Hu Z Z, Buczko E, Zhuang L, Dufau M L
Section on Molecular Endocrinology, National Institute of Child Health and Human Development, National Institutes of Health, Bethesda, MD 20892.
Biochim Biophys Acta. 1994 Feb 17;1220(3):333-7. doi: 10.1016/0167-4889(94)90158-9.
We present 6.2 kb of the 3'-noncoding region sequence of the rat luteinizing hormone receptor (LHR) gene and identification of two functional polyadenylation (pA) domains, H1 (nt 2368-2491) and H2 (nt 5579-5768) responsible for 3'-end processing of the 2.6/2.3 kb and the 5.8 kb LHR mRNA, respectively. Two identical copies of pA elements AAUAUA in H1 and of AAUAAA in H2 account for micro-heterogeneous poly(A) addition at each of the two pA regions. Both LH holoreceptor and major splice variant form B (lacking the first 266 bp of exon 11) are identified in H1-terminated (2.6 kb and 2.3 kb) and H2-terminated (5.8 kb) mRNA transcripts. A rodent repetitive DNA LINE R domain 3' of H1 within the major 5.8 kb species and a B2 element downstream of H2 were identified. Alignment of the 3'-noncoding region of LHR with TSH, FSH and beta 2-adrenergic receptors indicate that H1 pA signal is unique to the LHR and may represent an insertion domain.

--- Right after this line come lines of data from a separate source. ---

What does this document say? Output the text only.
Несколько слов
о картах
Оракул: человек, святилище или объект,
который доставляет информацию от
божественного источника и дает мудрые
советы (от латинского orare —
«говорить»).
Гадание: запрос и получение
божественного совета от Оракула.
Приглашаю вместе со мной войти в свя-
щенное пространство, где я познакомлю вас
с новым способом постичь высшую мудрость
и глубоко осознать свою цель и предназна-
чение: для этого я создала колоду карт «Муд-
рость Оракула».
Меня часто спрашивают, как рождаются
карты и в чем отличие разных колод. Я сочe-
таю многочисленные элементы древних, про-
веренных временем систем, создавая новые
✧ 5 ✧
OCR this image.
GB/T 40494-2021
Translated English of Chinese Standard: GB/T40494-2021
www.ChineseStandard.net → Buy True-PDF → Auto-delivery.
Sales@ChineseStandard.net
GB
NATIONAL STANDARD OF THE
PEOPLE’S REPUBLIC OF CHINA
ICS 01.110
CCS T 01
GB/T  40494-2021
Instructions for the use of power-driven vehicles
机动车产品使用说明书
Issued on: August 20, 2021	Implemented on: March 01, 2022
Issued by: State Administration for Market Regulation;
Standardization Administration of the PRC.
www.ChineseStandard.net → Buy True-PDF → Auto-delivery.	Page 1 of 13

我们展示了大鼠促黄体生成素受体(LHR)基因3'-非编码区6.2 kb的序列,并鉴定出两个功能性聚腺苷酸化(pA)结构域,即H1(核苷酸2368 - 2491)和H2(核苷酸5579 - 5768),它们分别负责2.6/2.3 kb和5.8 kb LHR mRNA的3'-末端加工。H1中的pA元件AAUAUA和H2中的AAUAAA的两个相同拷贝分别导致在两个pA区域的每个区域出现微异质性聚腺苷酸化。在H1末端(2.6 kb和2.3 kb)和H2末端(5.8 kb)的mRNA转录本中均鉴定出促黄体生成素全受体和主要剪接变体形式B(缺少外显子11的前266 bp)。在主要的5.8 kb物种中,H1内的一个啮齿动物重复DNA LINE R结构域位于3'端,并且在H2下游鉴定出一个B2元件。LHR的3'-非编码区与促甲状腺激素、促卵泡激素和β2 - 肾上腺素能受体的比对表明,H1 pA信号是LHR所特有的,可能代表一个插入结构域。